C’est très subtil et volontairement «plat»,
et elle cherche clairement à choquer l’œil (on ne peut pas dire que
ce soit «joli»…). Elle a l’avantage de varier son style énormément,
faisant des sortes d’imitations qui n’en sont pas (son style reste unique,
incomparable, même quand elle fait des clins d’œil appuyés).
Le
problème est qu’elle est traitée au même titre que les autres artistes,
c’est-à-dire comme une artiste globalement mainstream, ce qui donne des
effets bizarres (les couleurs par informatique sont souvent en décalage complet
avec Gebbie, comme avec Darcy d’ailleurs). Il faut voir son style «réel»

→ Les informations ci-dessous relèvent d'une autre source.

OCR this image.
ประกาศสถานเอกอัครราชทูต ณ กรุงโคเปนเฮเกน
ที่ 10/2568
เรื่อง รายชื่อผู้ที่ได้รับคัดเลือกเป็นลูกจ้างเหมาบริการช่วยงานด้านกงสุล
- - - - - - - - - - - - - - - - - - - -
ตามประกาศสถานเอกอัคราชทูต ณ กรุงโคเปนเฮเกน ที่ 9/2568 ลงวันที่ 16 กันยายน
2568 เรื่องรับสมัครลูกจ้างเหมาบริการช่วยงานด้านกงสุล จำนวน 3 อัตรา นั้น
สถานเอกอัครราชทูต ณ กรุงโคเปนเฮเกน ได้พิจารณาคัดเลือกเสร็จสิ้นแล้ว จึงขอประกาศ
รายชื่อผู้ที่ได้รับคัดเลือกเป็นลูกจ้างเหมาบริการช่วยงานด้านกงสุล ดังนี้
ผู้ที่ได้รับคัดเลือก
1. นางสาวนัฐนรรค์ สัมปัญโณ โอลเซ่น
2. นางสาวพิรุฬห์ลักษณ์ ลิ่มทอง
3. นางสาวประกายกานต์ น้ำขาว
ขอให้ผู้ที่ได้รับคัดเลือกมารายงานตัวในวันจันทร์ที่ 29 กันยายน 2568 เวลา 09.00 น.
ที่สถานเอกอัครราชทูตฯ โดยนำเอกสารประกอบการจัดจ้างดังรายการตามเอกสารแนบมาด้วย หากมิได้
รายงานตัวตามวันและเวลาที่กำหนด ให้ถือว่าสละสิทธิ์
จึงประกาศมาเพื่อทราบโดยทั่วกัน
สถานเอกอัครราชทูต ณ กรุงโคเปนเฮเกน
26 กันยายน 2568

dans Lost Girls pour se rendre vraiment compte de son talent (même si Cobweb
nous montre une plus grande «palette» de genres).
Quant
à LOST GIRLS, cette série sera enfin publiée dans son intégralité par Top
Shelf en 3 volumes (le premier étant annoncé pour l’Automne), ce qui
marquera le retour d’œuvres plus «sérieuses» de Moore. On peut
d’ailleurs penser que cette œuvre attirera certaines polémiques…
JACK
B. QUICK (avec Kevin Nowlan) :
Jack
B.Quick est un strip humoristique très imaginatif, sans doute une des choses
les plus drôles qu’aie jamais écrit Moore, et – une fois n’est pas
coutume – ce strip ne ressemble à rien de ce que le comic fait ou a fait *.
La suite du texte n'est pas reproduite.